With additional analysis, Acquisti said, the researchers were able to discern that the serial numbers are issued sequentially, in a way that ties them to the holder's birth date.
"The SSA believes that scheme is so complex that it's sufficiently random," he said. "We show it is way less random than apparently they believe." As a result, instead of a the four digits yielding a 1 in 10,000 chance in guessing SSNs, he said he can improve the odds to at least 1 in 1,000, and in some cases, far less than that.
The Social Security Administration seems to agree with Acquisti on this issue. In its statement to msnbc.com, the agency said that "for reasons unrelated to this report, the agency has been developing a system to randomly assign SSNs. This system will be in place next year."
Birth dates easy to obtain
For now, an attacker who wanted to guess someone's SSN would still need a birthday and hometown, but these data points are readily available from a number of sources. Many people volunteer such information on social networking sites like Facebook. Voter registration lists and other public databases also include such information, and it is often available for a small charge (or free) from data brokers that operate on the Internet.

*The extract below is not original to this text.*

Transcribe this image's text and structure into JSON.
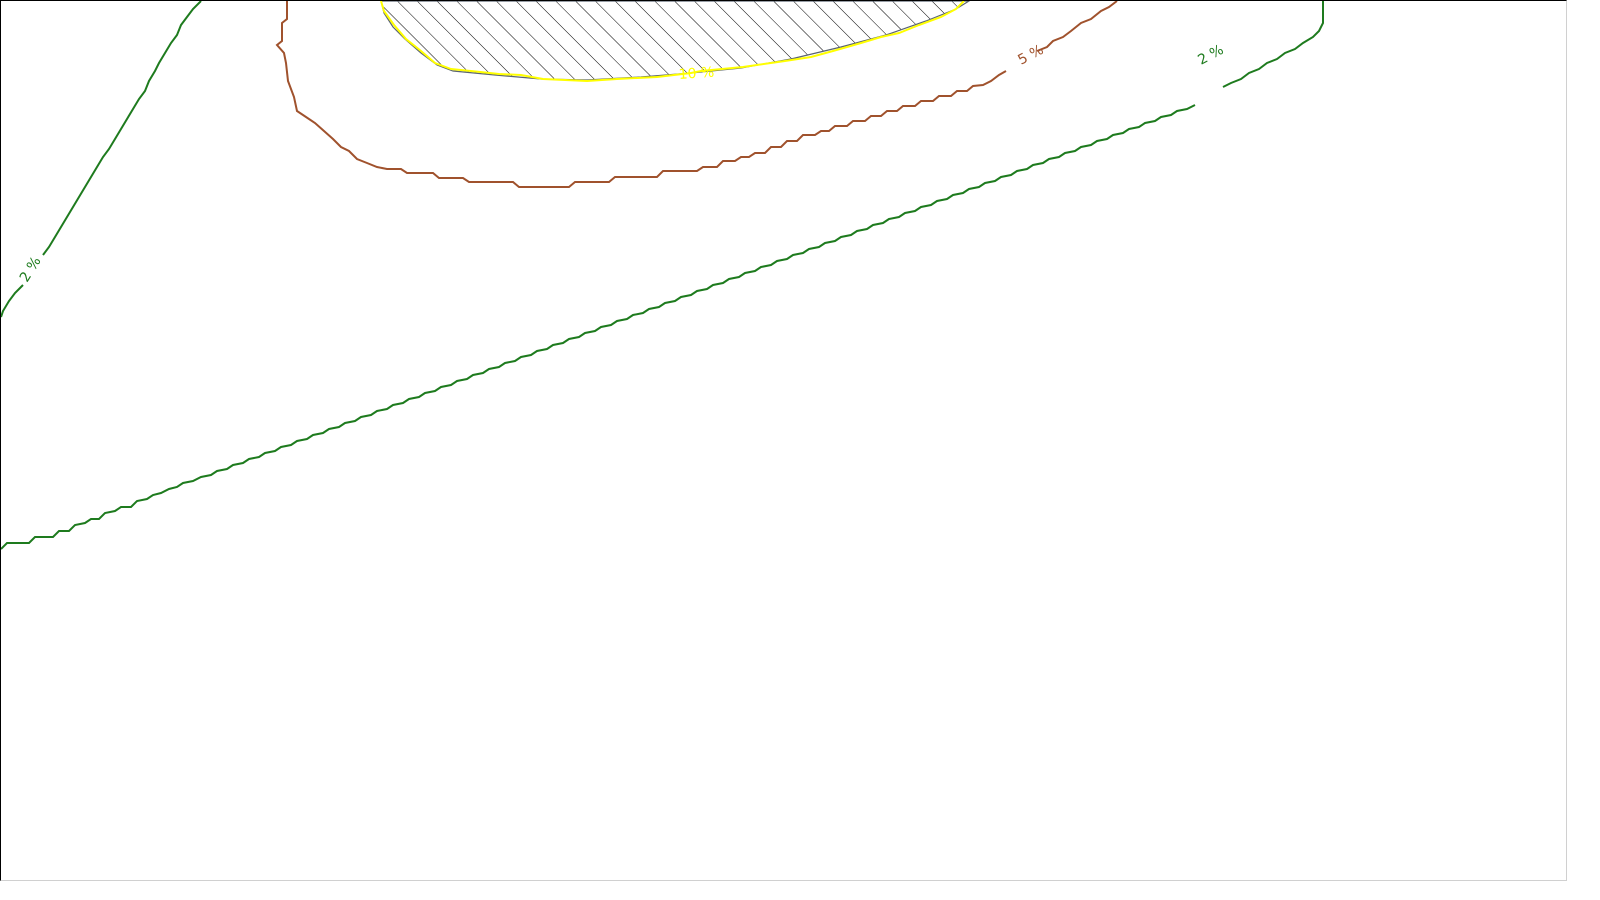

There are additional challenges in guessing SSNs for residents born before 1988, because many older Americans did not receive a Social Security number at birth -- so their hometown and their Social Security number application zip code might differ. But beginning that year -- in a move ironically intended to combat fraud -- the Social Security Administration began forcing many families to order SSNs at birth, thereby eliminating one more element of chance for a would be SSN-guesser. It's far easier to guess SSNs for anyone born in 1988 or later, Acquisti said.
The formula for issuing the numbers is, in fact, not designed to withstand attacks from cryptography experts or mathematicians. It was invented in 1936 as a simple numbering system for paper file cabinets.
"This was before there were computers," Acquisti said. "SSNs were never designed for the purpose we use them."
The group is not disclosing the precise formula, because doing so would be akin to publishing the list of all Social Security numbers. But Acquisti said one "provocative" strategy that government officials might take: Setting a date in the future -- perhaps in three to five years -- where all SSNs are made public, so companies and government agencies stop using SSNs for security purposes.
He called current efforts to protect Social Security numbers from public view "well intentioned, but misguided."
The researchers recommend that the Social Security Administration immediately implement a much more random formula for generation SSNs. But that won't help the millions of Americans whose SSNs are now easily guessable. For that, there is only one answer, the report says:
"Industry and policy-makers may need, instead, to finally reassess our perilous reliance on SSNs for authentication and on consumers' impossible duty to protect them," it said.